Moving away from reforms at this stage would be "self-defeating," he warned.
"Backtracking on reforms would be suicidal. The government's retreat has created unnecessary tensions regarding the IMF," he said.
Reforms should not be viewed merely as IMF conditions but as essential for Bangladesh's own long-term economic sustainability, he added.
Joining the discussion, Khondokar Shakhawat Ali, visiting research fellow at the BRAC Institute of Governance and Development (BIGD), said Bangladesh was currently navigating a difficult economic phase both domestically and externally.
He noted that shifts in the country's political economy had contributed to the rise of "crony capitalism," which was disrupting normal investment flows.
Although deposit growth in banks remained positive, concerns persisted over governance and management, he said.
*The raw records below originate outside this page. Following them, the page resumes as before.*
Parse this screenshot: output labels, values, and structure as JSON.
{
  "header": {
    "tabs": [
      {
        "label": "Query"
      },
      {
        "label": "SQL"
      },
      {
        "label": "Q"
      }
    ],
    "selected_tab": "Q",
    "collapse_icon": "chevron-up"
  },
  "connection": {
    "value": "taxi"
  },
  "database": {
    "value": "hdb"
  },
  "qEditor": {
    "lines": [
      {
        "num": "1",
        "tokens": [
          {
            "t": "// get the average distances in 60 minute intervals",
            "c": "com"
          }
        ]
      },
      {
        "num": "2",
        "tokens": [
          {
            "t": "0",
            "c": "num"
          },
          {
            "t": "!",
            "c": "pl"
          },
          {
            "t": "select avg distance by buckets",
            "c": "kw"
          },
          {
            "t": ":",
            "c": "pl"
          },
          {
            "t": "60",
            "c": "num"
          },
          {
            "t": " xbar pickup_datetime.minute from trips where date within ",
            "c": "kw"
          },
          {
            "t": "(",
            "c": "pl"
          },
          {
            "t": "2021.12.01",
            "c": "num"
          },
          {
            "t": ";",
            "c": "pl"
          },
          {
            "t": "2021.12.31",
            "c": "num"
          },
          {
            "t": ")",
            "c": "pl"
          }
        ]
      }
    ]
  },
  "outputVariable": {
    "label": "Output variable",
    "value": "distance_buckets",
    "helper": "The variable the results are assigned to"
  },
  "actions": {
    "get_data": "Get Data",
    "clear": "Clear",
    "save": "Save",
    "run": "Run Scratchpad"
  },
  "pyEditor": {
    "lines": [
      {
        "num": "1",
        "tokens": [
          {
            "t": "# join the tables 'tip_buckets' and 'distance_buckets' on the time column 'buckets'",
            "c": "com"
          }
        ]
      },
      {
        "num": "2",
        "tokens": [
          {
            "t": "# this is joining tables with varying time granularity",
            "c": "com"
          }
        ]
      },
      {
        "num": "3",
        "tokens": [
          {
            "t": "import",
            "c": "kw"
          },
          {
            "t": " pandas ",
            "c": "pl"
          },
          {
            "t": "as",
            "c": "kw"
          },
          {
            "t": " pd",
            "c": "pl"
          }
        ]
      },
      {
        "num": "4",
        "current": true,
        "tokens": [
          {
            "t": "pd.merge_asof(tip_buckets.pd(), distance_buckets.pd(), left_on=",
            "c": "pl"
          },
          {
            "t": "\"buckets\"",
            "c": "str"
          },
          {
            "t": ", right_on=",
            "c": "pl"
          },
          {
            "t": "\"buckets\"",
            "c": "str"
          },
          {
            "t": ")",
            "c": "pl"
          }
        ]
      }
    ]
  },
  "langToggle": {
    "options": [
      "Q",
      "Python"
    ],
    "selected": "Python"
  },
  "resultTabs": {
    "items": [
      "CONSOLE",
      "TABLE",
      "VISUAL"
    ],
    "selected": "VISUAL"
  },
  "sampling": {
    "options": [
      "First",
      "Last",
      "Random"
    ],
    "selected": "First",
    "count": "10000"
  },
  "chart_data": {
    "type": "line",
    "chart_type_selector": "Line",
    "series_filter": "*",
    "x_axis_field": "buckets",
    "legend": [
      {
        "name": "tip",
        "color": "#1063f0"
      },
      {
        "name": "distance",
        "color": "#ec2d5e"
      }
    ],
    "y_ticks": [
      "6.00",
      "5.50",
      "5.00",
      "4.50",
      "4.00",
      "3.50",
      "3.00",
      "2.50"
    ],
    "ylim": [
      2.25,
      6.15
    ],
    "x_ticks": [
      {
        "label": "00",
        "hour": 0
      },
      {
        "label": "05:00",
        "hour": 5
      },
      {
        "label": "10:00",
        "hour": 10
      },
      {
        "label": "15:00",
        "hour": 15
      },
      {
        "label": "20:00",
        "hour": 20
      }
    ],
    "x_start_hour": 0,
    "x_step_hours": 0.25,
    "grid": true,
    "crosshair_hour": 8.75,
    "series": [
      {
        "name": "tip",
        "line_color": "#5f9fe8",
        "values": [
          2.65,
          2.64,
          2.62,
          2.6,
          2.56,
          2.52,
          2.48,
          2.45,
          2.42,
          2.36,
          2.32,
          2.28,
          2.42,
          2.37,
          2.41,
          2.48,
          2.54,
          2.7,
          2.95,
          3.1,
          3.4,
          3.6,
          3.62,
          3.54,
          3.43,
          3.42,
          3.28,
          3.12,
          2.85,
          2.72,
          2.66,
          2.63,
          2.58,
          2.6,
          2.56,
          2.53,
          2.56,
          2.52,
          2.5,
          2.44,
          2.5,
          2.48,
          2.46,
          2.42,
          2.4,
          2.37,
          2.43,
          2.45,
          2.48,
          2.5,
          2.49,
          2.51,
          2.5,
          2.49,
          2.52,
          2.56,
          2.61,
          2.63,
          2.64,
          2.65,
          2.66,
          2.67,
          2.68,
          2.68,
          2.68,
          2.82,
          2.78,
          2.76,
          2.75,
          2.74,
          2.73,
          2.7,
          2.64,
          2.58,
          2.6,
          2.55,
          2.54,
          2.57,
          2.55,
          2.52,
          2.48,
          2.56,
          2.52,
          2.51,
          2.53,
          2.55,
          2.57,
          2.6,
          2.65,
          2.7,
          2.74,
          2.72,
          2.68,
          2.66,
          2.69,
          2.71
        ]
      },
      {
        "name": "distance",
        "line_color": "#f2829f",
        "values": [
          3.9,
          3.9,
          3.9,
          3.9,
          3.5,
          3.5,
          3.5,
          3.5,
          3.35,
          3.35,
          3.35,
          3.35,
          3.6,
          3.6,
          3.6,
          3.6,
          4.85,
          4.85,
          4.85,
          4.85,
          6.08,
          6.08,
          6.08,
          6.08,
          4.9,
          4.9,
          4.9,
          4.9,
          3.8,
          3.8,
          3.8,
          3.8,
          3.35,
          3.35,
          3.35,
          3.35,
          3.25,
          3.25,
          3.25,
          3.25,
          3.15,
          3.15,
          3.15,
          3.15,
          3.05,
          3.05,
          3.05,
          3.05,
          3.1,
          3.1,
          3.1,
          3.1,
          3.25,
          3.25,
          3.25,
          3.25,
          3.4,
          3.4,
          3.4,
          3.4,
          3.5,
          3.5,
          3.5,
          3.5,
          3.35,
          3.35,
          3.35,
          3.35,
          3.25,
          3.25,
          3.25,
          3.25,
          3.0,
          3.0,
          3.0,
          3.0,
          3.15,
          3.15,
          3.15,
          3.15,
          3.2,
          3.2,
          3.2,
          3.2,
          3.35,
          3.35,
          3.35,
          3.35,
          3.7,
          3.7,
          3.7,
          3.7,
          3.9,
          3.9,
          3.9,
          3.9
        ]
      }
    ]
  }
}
He also said despite some relief in remittance inflows due to the past central bank measures, overall confidence had yet to recover.
The ongoing decisions on bank mergers and ownership structures must be carefully evaluated for their impact on business sentiment, said Ali.
He stressed that there was no scope to retreat from economic reforms and called for continued strict action against money laundering.
Such irregularities, he said, might involve not only businesses but also influential groups across sectors, requiring coordinated responses.
Warning against inflationary financing, he said excessive money printing to support subsidies could further drive up prices, directly affecting ordinary citizens.
With employment already under pressure, declining income and purchasing power could deepen economic risks, he said.
He also cautioned that prolonged "bleeding" in the economy could undermine national capacity, urging policymakers to turn the crisis into an opportunity by advancing structural reforms.
He further highlighted the importance of remittances and suggested that policy decisions, including on dual citizenship, might be necessary.
Calling on the business community to play a more responsible role in dismantling crony capitalism, he urged identifying and, if necessary, boycotting dishonest investors, noting that institutions like the Bangladesh Bank possessed relevant data.
PRI Chairman Zaidi said the global economy had been disrupted by the ongoing Israel-US-Iran war and tensions surrounding the Strait of Hormuz, which had also affected Bangladesh's economy.
He noted that the country was navigating multiple challenges in the post-global financial crisis period, raising concerns over issues such as fuel stock security.
The new government was dealing with the challenges of LDC graduation, he said.
He pointed out that Bangladesh had faced five major economic shocks from 2019 to 2026 - the Covid-19 pandemic, Russia-Ukraine war, exchange rate volatility, domestic political changes, and the latest geopolitical tensions - and these had put pressure on overall economic stability.
In such abnormal times, he said, growth expectations should remain modest, around 5-6 per cent, in line with the government's projection of about 5 per cent, although there was optimism for improved growth in FY27.
He also observed that the tax reform agenda remained largely unaddressed, while export performance in FY26 had been on the downside.
Persistently high inflation, he warned, was not conducive to the balance of payments for a country like Bangladesh.